Ein Szenario, das schmerzt. Vom Zweit- zum Regionalligisten in vier Jahren. Der einst so stolze Traditionsverein aus dem Erzgebirge erlebt seine größte Krise seit der Wende und gibt sich in allen Ebenen mehr und mehr der Lächerlichkeit preis.
In dem Verein läuft so viel falsch, alles aufzuzählen würde Seiten füllen. Allein die vergangene Woche eignet sich für ein ganzes Buch. Sportlich sollen Nachwuchsleiter Khvicha Shubitidze (51) und B-Junioren-Trainer Enrico Kern (47) die jetzt noch sechs Partien andauernde Abschiedstour aus der 3. Liga leiten.
"Die nun eingeleiteten Maßnahmen sollen die Weichen für eine Trendwende stellen", erklärte Sportvorstand Jens Haustein (58) am Ostersonntag. Er soll jetzt zusammen mit Shubitidze und Chefscout Steffen Ziffert (61) den Kader für die neue Saison aufstellen. Das verwundert schon, weil auch er nach den Misserfolgen zuletzt verbrannt scheint.
Bis 1. April sollte das Tarnat machen. Dann die Kehrtwende. "Wegen unterschiedlicher Auffassungen zur sportlichen Ausrichtung" legte er sein Amt nieder. Hü und hott in wenigen Stunden. So viele Kurven hat nicht einmal die Bobbahn in Altenberg.
Bei den Veilchen muss von A bis Z ausgemistet werden!
Das aber zeigt genau, wie es derzeit im Verein zugeht. Jeder beansprucht für sich, der Heiland zu sein, keiner aber ist es bzw. kann es. Zu viele Strömungen innerhalb des Vereins stören den Fluss. Die Profilierungssucht ist größer als alles andere.
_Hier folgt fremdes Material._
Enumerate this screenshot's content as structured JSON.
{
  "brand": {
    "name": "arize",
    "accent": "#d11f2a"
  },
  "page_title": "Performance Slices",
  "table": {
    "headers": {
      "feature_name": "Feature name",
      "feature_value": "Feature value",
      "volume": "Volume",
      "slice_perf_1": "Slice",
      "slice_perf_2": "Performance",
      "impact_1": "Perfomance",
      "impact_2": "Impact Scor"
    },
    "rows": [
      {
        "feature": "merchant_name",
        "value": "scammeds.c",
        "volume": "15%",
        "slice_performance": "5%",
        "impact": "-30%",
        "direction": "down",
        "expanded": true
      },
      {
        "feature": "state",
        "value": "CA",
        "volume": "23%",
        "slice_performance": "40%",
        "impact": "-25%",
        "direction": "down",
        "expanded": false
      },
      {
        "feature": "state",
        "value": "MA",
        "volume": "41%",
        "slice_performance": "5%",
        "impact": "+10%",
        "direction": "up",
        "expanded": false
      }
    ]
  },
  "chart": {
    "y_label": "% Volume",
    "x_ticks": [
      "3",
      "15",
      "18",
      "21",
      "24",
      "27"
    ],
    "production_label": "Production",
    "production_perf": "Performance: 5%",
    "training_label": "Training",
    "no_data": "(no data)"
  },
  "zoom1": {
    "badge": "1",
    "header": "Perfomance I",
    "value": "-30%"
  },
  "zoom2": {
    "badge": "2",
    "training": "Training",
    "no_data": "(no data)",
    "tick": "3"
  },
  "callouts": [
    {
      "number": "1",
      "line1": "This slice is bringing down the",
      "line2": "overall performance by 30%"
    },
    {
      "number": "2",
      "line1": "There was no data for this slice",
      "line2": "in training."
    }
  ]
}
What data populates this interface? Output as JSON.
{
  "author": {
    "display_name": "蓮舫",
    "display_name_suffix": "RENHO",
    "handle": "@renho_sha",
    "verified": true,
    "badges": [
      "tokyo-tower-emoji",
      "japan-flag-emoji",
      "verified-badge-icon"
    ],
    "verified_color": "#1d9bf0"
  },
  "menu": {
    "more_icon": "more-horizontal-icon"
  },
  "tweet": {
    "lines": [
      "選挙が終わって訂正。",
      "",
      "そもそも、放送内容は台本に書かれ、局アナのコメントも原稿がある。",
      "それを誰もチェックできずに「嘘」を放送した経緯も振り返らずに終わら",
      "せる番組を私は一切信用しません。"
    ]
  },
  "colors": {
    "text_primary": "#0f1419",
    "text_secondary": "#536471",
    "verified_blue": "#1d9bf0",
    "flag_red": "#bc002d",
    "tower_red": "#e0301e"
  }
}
So kontaktierte ein Aufsichtsrat unabgesprochen mit dem Vorstand und ohne Mandat potenzielle Trainerkandidaten - namentlich den bis 2028 an Hessen Kassel gebundenen René Klingbeil (45).
Nach 23 Jahren ist es in fünf Wochen vorbei mit Profi-Fußball im Schacht. Daher wäre ein kompletter Neuanfang für den einst so stolzen Klub das Beste. Wird so weitergewurschtelt, wird in der so starken Regionalliga Nordost kein Platz für Aue sein.
Hier muss von A bis Z ausgemistet werden: neue Gremien, neue Führung, neue Mannschaft.